Dış politika söylemi ile ilgili muhalefeti eleştirirken Erdoğan güzellemesi yapmak tam da Ateş İlyas Başsoy’a yakışacak bir davranış doğrusu. Muhalefet de “herkesle kavga edeceğiz”, “her ülkeyle arayı bozacağız” demiyor ki? Sadece daha ilkeli olacağız ve ülke çıkarlarını gözeteceğiz diyorlar. Ateş İlyas Başsoy bunun nesini beğenmedi de eleştiri konusu yapıyor, hatta “AKP gibi olun” demeye getiriyor anlamadım.
***
Başsoy’un “Kürt demekten korkma” maddesiyle kastettiği de muhalefetin Kürt meselesini iktidarın eline bırakmaması. Birinci maddede hesaplaşma helalleş diyen Ateş İlyas Başsoy, bu maddede muhalefete “eğer helalleşeceksen Kürtler ve Alevilerle helalleş” diyor.
Muhalefet seçime giderken AKP ile hesaplaşmayacağız, beşli çeteyi yargılamayacağız, dış politikada AKP gibi olacağız diyecek, üstüne de Kürtlerle helalleşeceğiz diyecek ve bu şekilde oyu artacak öyle mi?

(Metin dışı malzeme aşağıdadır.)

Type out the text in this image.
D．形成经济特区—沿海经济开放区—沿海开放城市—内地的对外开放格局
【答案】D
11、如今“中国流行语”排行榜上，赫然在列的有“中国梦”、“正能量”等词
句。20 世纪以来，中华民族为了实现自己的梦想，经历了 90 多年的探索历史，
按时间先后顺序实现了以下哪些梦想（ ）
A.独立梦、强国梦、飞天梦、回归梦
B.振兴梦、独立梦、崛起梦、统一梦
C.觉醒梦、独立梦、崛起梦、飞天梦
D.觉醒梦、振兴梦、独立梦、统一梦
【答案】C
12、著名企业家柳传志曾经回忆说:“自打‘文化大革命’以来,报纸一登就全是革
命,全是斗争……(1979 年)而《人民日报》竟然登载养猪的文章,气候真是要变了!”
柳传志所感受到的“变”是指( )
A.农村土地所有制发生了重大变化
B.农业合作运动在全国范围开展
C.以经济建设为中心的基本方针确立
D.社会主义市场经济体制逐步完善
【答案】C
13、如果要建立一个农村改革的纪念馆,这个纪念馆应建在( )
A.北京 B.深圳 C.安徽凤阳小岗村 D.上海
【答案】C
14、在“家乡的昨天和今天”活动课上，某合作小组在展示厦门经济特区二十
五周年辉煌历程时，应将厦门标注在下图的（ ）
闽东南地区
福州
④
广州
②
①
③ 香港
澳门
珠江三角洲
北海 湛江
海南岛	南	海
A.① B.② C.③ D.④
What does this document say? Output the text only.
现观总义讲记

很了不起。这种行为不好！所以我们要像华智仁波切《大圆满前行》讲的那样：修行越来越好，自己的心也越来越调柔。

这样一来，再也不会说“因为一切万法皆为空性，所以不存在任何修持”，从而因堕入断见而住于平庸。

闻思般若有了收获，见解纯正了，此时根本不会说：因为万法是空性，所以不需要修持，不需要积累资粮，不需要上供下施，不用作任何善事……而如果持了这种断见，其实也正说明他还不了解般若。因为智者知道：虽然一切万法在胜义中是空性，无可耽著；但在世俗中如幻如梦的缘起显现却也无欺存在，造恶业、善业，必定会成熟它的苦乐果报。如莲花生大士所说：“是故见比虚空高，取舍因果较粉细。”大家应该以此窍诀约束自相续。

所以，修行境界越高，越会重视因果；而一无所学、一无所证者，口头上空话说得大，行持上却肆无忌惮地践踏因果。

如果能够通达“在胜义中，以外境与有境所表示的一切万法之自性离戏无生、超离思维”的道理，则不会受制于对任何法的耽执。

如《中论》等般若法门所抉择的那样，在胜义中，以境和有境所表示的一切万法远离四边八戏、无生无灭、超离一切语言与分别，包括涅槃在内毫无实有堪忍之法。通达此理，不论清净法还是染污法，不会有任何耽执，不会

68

Kusura bakmasın ama Ateş İlyas Başsoy özelde CHP tabanını, genelde 6’lı masayı destekleyen kitleyi hiç tanımıyor. Şimdi Kılıçdaroğlu çıksa dese ki “biz iktidara geldiğimizde Kürtlerle helalleşeceğiz, Kürt açılımı yapacağız”, aday olsa da olmasa da muhalefetin oyu yarı yarıya düşer.
Ateş İlyas Başsoy, muhalefete AKP’nin yıllar önce yaptığı hatayı öneriyor ama yemezler.
***
“Suriyelileri yollarsan, siyasetsiz seçmen kimi sömürecek?”
Bu da Ateş İlyas Başsoy’un son maddesi. İnanın bu maddeyi okurken de şimdi üzerine yazarken de Ateş İlyas Başsoy adına utanç duyuyorum. “Suriyelileri yollarsan, siyasetsiz seçmen kimi sömürecek?” nasıl bir cümledir? Bir insan, bir solcu, ironi için bile olsa böyle bir cümleyi nasıl kurar?
Suriyeli göçmenleri göndermeyelim, peki. Onları sömürü çarkından da kurtaralım, tamam. Peki, bunu nasıl yapacağız? Keşke Ateş İlyas Başsoy onu da söyleseydi.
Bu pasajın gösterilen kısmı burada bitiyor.